Tak hanya fokus pada keamanan, Lapas Karawang kini menggandeng Ikatan Wartawan Online Indonesia (IWOI) DPD Karawang untuk memperkenalkan wajah baru pemasyarakatan kepada masyarakat. Kolaborasi ini diharapkan mampu menghapus stigma negatif terhadap mantan warga binaan sekaligus memperlihatkan bahwa lapas juga berkontribusi dalam mendukung program ketahanan pangan nasional.

Kepala Lapas Kelas IIA Karawang, Ma’ruf Prasetyo Hadianto, menegaskan bahwa media memiliki peran penting sebagai jembatan informasi antara lembaga pemasyarakatan dan masyarakat.

“Media adalah penyambung informasi kepada masyarakat. Kami ingin publik mengetahui bahwa di balik tembok lapas ada pembinaan, pelatihan keterampilan, dan berbagai kegiatan sosial yang bermanfaat. Lapas bukan hanya tempat menjalani hukuman, tetapi tempat membentuk manusia agar siap kembali ke masyarakat,” ujar Ma’ruf, Selasa (7/7/2026).

Menurutnya, kerja sama dengan media merupakan tindak lanjut arahan Kementerian Imigrasi dan Pemasyarakatan agar seluruh program pembinaan dapat diketahui masyarakat secara luas.

Di sisi lain, Lapas Karawang juga terus melakukan berbagai pembenahan, mulai dari memperkuat sistem keamanan, memberantas peredaran narkotika, mencegah penyalahgunaan telepon genggam dan penipuan, hingga menambah fasilitas Wartelsus dari 30 menjadi 115 unit. Pemindahan narapidana beresiko tinggi juga dilakukan agar proses pembinaan berjalan lebih optimal.

Namun yang paling menyita perhatian adalah hadirnya Laskar Farm, program pembinaan berbasis pertanian, peternakan, dan perikanan yang melibatkan langsung warga binaan.

Melalui program tersebut, warga binaan dilatih mengelola lahan pertanian, merawat ternak, hingga membudidayakan ikan sebagai bekal keterampilan ketika kembali ke tengah masyarakat. Program ini sekaligus menjadi implementasi Asta Cita Presiden Republik Indonesia dalam memperkuat ketahanan pangan nasional.

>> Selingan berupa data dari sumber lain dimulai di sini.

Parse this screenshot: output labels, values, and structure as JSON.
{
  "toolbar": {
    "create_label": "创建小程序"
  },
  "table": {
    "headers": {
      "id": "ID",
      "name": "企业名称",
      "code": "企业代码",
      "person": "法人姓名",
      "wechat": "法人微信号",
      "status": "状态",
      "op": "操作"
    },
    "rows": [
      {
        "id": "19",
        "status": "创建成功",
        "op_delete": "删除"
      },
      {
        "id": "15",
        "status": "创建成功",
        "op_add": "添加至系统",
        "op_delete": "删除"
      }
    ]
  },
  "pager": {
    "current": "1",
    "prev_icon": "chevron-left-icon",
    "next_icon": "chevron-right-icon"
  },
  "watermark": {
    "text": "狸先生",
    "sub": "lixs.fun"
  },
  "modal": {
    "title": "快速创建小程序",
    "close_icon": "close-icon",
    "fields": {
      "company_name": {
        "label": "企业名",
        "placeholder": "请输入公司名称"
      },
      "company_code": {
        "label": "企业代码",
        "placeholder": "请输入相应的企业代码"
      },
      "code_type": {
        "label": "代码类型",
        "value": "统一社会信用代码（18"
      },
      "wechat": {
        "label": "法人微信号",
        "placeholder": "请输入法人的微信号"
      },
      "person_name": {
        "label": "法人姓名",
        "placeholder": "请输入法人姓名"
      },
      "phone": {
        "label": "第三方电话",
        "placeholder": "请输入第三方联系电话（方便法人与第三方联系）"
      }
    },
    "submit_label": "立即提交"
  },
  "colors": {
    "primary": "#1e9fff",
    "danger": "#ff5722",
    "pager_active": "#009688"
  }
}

“Sebagian warga binaan sudah kami libatkan dalam program ketahanan pangan. Mereka bukan hanya belajar bekerja, tetapi juga membangun kembali rasa percaya diri, memiliki keterampilan, dan siap mandiri setelah bebas,” jelas Ma’ruf.

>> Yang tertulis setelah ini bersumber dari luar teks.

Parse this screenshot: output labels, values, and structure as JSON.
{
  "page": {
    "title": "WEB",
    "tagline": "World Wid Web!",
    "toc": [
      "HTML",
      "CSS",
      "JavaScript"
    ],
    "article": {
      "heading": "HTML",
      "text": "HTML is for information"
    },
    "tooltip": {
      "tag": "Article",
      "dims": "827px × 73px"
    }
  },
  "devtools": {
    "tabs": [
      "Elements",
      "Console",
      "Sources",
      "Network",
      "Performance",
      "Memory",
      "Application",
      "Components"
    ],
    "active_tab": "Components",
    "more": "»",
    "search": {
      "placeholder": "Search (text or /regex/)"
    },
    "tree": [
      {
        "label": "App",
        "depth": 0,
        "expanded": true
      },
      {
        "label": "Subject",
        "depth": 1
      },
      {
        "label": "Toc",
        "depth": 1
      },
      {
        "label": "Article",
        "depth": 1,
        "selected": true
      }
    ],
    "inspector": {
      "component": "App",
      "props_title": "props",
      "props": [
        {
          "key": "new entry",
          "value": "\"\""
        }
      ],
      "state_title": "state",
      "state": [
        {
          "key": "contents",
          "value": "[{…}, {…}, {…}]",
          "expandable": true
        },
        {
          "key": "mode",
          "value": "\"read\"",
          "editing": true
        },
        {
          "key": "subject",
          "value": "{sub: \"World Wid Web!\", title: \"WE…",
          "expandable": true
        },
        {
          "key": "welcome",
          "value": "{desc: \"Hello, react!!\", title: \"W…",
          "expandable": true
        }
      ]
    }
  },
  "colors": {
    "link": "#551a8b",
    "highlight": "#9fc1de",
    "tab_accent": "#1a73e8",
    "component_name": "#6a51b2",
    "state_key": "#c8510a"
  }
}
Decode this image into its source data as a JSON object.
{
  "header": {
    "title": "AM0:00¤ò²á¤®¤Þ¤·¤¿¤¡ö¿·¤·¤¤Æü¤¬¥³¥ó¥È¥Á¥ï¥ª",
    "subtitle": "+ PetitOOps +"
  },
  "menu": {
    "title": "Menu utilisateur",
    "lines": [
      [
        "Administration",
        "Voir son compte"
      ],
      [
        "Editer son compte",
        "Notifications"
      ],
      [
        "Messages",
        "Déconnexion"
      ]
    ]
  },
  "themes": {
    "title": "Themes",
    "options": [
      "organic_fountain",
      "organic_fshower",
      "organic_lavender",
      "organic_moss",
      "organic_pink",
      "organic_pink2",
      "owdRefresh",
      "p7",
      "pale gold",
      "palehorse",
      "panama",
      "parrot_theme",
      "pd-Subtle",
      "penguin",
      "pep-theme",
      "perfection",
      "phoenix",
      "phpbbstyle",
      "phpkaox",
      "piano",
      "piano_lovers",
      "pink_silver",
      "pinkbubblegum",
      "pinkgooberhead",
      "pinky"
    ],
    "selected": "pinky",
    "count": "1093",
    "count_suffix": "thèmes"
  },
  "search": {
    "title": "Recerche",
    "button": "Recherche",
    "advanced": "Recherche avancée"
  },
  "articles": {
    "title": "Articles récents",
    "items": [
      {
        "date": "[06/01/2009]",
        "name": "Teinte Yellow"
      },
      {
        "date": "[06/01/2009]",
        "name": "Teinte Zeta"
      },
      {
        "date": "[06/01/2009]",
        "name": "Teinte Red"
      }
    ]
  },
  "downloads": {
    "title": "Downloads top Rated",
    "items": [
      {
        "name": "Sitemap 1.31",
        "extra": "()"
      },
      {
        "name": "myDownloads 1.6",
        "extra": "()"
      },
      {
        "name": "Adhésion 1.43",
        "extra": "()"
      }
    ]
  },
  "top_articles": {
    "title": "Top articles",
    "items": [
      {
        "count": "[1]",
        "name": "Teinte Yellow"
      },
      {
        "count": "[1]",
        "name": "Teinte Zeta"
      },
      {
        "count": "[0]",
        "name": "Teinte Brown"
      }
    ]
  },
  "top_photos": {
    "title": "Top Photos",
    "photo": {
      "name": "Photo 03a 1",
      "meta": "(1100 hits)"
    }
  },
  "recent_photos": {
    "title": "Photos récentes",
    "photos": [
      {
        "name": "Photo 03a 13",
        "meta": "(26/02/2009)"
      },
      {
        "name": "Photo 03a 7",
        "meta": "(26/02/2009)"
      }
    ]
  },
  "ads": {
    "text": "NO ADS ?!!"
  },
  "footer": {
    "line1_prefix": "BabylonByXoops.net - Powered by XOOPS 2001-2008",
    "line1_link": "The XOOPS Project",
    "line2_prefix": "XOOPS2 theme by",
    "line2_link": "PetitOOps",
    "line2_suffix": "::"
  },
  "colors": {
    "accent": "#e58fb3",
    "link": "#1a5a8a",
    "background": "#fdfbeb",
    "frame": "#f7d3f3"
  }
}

Ia menegaskan bahwa setiap warga binaan berhak memperoleh kesempatan kedua untuk memperbaiki kehidupannya.

“Tidak ada manusia yang pantas terus-menerus dipersalahkan. Semua orang berhak mendapatkan kesempatan kedua. Tugas kami adalah membina mereka agar menjadi pribadi yang produktif dan mampu memberikan kontribusi bagi masyarakat,” tegasnya.

Ma’ruf berharap sinergi dengan IWOI DPD Karawang dapat menjadi kekuatan dalam menyampaikan berbagai perubahan positif yang terjadi di Lapas Karawang.

“Lapas Karawang akan terus berikhtiar menjadi lebih produktif dan memberikan manfaat bagi masyarakat. Kami berharap dukungan media dapat memperlihatkan kepada publik bahwa pemasyarakatan tidak hanya menjaga keamanan, tetapi juga membangun sumber daya manusia yang siap berkarya,” pungkasnya.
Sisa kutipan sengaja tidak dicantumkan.